Jako jednostka niepokorna Dorn zaczął popadać w niełaskę Jarosława Kaczyńskiego niemal od początku pierwszych rządów PiS. Z funkcji ministra spraw wewnętrznych i wicepremiera został karnie przesunięty na fotel marszałka Sejmu. – Robota jest po to, żeby była robiona, a jeżeli ktoś jej nie lubi, to polubi – podsumował wtedy.
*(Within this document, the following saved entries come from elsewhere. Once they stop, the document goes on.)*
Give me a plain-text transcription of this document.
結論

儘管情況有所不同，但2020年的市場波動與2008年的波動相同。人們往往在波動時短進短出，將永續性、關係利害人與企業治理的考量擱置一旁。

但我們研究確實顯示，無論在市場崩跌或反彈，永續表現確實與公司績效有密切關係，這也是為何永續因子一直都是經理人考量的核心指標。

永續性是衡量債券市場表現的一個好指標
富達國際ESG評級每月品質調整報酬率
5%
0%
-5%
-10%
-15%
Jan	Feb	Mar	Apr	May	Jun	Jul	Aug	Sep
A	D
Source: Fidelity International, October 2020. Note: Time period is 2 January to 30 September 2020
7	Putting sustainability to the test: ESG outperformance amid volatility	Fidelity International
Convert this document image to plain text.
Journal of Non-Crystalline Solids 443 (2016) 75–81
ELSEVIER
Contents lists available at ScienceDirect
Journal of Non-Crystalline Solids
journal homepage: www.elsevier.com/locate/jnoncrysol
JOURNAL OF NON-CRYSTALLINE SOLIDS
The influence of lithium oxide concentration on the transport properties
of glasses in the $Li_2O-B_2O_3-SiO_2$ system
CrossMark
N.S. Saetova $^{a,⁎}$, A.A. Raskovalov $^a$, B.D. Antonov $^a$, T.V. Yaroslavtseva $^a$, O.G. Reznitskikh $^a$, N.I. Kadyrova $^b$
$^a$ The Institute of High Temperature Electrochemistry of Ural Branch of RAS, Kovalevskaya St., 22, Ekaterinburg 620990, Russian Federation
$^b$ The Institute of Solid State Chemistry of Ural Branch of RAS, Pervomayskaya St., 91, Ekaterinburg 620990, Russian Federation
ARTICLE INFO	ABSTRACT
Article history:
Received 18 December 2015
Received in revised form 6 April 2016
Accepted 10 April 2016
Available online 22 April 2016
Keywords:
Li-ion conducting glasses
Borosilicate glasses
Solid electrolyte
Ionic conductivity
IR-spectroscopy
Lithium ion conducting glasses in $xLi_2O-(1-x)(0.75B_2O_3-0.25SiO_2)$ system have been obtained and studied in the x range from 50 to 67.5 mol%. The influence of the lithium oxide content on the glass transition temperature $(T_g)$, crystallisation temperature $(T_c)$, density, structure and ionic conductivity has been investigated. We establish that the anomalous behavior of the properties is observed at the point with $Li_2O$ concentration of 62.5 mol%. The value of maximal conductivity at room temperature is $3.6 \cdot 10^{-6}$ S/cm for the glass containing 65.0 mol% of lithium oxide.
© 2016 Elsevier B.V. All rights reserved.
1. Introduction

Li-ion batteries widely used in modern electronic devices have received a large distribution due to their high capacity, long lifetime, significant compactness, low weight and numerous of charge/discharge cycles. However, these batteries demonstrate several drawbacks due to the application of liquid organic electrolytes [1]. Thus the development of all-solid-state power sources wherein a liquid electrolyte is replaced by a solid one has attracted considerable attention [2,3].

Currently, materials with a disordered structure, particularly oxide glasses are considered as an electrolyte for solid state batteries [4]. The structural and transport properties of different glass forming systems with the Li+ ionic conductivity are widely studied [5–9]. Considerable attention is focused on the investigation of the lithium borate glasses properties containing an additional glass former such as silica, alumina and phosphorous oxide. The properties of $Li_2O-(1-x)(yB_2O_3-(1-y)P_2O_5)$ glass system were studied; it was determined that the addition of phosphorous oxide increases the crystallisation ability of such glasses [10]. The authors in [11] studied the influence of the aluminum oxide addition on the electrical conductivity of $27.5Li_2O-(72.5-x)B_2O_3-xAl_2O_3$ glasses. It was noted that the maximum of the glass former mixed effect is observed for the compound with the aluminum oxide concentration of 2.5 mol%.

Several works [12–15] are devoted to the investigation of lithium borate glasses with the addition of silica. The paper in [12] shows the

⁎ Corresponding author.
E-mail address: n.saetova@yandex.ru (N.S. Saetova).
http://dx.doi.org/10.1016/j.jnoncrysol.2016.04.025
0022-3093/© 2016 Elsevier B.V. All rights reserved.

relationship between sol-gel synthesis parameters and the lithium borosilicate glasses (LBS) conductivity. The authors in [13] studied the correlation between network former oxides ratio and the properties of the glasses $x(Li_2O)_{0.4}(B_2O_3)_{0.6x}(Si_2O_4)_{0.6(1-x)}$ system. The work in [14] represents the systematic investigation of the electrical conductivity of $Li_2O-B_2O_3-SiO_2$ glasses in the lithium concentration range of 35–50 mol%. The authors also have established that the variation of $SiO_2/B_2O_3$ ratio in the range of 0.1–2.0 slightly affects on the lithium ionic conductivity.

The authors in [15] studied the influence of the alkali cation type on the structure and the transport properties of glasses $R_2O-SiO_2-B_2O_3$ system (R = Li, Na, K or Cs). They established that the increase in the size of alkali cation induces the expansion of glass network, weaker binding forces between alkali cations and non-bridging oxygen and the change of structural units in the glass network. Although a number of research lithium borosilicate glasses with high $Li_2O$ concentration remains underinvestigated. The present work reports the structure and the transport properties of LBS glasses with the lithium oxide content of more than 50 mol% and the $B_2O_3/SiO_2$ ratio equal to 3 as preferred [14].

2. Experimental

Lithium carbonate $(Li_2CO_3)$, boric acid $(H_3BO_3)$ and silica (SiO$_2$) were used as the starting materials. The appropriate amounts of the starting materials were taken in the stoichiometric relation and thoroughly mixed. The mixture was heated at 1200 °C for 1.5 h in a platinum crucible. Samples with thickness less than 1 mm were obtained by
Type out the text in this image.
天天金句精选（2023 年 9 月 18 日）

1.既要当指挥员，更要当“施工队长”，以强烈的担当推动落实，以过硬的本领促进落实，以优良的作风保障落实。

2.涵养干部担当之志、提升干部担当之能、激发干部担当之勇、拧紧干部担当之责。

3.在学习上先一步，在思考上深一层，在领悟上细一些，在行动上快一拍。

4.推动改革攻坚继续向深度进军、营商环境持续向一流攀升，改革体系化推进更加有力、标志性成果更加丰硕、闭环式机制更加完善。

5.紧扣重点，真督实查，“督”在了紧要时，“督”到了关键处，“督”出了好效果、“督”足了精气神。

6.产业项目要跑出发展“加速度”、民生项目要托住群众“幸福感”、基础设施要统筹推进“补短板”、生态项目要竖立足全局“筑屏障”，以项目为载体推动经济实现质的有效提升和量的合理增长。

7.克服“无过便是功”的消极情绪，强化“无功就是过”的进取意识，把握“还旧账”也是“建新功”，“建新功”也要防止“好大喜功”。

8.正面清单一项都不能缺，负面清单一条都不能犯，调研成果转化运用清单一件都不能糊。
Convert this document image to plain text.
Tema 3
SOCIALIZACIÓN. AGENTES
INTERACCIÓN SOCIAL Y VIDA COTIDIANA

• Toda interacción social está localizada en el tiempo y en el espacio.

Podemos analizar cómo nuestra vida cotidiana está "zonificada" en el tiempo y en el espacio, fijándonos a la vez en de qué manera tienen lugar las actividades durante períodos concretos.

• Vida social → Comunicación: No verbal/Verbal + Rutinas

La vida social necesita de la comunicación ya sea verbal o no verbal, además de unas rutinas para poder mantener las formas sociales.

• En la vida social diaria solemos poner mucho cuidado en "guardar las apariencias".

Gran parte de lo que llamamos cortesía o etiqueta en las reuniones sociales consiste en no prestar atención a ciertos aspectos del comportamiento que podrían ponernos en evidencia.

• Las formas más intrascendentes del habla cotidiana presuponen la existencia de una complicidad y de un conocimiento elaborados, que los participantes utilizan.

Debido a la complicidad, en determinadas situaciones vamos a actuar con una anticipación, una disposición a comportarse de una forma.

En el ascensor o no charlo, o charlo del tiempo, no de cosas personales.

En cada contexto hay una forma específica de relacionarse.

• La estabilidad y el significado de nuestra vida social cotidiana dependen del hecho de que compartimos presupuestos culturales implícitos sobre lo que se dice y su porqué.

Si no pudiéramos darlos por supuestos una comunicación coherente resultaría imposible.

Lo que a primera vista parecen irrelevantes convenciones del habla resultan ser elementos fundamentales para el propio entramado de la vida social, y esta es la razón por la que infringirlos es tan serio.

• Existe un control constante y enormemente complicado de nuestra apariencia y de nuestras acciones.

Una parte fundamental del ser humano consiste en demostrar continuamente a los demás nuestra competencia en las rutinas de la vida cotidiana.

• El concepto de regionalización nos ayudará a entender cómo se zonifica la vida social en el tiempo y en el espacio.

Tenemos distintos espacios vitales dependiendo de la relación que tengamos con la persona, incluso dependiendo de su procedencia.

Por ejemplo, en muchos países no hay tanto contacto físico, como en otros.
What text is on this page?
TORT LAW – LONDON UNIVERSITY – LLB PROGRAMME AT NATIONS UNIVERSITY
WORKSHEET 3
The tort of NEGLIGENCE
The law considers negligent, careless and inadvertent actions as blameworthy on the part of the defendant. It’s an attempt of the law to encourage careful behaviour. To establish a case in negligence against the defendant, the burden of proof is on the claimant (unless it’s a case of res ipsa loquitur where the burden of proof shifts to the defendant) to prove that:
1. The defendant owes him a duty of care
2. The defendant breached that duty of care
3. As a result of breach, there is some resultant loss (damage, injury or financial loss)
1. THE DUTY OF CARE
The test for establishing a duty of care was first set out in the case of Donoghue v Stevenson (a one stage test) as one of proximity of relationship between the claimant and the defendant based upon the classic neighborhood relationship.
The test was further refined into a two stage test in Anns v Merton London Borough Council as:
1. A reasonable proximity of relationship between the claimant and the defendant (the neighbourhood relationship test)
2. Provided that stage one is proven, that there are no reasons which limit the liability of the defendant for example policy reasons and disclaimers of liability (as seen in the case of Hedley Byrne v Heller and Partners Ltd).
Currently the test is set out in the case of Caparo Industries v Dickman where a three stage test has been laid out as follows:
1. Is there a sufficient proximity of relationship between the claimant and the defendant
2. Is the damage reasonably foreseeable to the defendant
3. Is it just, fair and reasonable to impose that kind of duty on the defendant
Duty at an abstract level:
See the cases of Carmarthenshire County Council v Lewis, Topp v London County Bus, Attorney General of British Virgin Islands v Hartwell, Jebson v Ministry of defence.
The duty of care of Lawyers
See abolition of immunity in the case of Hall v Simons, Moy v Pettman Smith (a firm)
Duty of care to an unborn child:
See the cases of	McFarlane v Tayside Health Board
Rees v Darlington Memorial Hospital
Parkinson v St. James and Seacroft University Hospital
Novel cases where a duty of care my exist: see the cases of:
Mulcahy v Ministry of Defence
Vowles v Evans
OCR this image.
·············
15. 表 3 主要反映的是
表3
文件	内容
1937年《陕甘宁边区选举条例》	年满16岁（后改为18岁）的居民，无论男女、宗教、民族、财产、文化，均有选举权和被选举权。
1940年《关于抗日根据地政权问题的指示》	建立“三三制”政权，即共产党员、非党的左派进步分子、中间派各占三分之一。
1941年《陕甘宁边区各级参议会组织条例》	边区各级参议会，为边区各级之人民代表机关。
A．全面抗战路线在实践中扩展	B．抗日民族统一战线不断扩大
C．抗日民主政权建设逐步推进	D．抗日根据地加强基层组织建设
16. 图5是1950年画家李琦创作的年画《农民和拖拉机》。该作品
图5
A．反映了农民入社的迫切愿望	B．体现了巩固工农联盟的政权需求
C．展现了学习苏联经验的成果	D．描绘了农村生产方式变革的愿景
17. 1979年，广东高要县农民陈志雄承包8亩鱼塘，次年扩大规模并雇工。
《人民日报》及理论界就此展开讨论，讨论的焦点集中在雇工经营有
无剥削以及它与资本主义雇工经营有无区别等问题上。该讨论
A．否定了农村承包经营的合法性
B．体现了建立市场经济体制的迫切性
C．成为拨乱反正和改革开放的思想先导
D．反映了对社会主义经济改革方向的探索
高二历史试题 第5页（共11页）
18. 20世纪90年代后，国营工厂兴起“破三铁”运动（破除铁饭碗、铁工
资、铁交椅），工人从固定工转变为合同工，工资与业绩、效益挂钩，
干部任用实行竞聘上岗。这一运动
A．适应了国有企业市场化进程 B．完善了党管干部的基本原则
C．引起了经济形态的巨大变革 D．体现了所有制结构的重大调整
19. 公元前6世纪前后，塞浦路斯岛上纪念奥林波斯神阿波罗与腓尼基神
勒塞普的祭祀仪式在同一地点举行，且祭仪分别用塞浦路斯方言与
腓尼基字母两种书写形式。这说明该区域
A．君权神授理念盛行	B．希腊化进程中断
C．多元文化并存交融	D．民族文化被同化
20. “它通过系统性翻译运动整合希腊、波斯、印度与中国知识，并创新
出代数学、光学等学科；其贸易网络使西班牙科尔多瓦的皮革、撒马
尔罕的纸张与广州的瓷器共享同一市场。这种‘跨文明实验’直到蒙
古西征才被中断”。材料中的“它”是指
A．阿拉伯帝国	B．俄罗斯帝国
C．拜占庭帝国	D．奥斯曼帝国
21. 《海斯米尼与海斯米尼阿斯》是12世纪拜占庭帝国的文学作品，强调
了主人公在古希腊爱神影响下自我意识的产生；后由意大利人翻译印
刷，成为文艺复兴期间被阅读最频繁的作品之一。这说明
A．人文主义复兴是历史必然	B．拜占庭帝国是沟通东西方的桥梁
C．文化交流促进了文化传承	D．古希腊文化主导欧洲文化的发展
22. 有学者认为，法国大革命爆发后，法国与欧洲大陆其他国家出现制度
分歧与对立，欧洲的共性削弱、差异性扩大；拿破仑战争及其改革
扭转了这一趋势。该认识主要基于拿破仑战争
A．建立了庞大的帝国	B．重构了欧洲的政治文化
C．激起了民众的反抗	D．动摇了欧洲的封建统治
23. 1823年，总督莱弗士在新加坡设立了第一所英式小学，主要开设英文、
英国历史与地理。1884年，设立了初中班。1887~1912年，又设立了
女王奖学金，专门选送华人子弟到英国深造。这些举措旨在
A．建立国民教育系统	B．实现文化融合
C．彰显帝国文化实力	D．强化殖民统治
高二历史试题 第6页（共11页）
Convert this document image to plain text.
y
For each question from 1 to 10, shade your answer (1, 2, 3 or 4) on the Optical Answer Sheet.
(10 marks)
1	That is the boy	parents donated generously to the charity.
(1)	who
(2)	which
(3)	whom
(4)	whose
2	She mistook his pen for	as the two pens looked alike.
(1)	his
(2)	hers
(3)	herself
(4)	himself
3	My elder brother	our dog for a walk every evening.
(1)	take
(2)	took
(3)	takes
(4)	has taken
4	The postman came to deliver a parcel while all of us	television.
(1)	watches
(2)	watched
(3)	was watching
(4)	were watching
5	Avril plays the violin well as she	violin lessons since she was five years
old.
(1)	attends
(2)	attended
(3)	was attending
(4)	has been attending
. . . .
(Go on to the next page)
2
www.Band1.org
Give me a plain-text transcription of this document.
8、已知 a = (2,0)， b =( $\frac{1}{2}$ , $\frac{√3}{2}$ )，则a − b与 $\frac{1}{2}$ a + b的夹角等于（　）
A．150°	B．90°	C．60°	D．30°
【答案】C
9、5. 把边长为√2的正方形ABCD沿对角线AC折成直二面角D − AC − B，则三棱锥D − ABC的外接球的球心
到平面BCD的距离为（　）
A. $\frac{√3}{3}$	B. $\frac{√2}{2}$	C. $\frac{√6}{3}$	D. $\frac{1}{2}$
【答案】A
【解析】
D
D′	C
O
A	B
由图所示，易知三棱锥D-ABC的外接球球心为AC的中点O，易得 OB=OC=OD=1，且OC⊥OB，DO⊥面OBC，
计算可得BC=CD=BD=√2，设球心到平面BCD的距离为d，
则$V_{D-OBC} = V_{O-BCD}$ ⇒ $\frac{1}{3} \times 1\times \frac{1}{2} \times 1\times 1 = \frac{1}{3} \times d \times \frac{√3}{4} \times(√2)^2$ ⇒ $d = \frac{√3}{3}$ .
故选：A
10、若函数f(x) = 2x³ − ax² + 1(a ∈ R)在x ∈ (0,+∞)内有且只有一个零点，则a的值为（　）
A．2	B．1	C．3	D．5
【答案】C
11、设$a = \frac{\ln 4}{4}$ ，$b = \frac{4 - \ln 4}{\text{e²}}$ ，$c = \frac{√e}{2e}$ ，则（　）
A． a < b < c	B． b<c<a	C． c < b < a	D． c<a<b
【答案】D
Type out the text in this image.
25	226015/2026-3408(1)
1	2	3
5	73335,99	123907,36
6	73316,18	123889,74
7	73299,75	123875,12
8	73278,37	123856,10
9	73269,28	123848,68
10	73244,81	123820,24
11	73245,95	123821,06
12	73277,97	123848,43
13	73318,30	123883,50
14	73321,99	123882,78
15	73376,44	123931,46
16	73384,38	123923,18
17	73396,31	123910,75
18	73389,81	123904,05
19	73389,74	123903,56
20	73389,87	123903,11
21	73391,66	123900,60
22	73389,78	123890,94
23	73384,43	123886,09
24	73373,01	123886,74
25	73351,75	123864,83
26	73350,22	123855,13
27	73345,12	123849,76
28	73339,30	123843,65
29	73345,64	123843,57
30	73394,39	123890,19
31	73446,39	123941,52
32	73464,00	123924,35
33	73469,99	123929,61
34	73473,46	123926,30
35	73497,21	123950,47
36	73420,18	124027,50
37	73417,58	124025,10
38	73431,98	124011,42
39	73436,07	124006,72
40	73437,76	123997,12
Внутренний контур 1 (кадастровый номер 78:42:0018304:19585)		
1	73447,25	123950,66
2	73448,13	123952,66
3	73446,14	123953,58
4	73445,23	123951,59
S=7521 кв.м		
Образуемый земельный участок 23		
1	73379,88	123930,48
Był kimś więcej niż politykiem
Dorn nigdy nie przebierał w słowach; z lat 2005–07 zapamiętamy „wykształciuchów” czy „pokaż, lekarzu, co masz w garażu”. Nie przepadał – to eufemizm – za dziennikarzami. Ale to były głównie słowa; w sferze werbalnej Dorn pozostał pisowcem, ale coraz mniej podobały mu się czyny jego partii. Dlatego krok po kroku rozchodził się z Kaczyńskim.
Przede wszystkim Dorn polityk był jednak wybitnym parlamentarzystą w czasach, gdy parlament jeszcze coś znaczył. Wielokrotnie nagradzany w prowadzonym przez Janinę Paradowską rankingu „Polityki”, w którym głosowali reporterzy sejmowi z różnych redakcji. Był nie tylko znakomitym mówcą, lecz także skutecznym posłem; to głównie jemu zawdzięczamy ucywilizowanie finansów partii politycznych w 2001 r.
Dorn był jednak kimś więcej niż tylko politykiem. Był autorem bajek dla dzieci i przekładów, w PRL odważnym opozycjonistą, współpracownikiem KOR i działaczem „Solidarności”, ściganym w stanie wojennym.
Lubił pisać i pisał znakomicie. Od 2016 r. współpracował z „Polityką”, a jego ostatni felieton ukazał się 22 marca. Pod koniec lutego długo z nim rozmawiałem, na koniec spytałem o zdrowie. – Znakomicie, nie może być lepiej – odparł. Będzie brakowało tego głosu.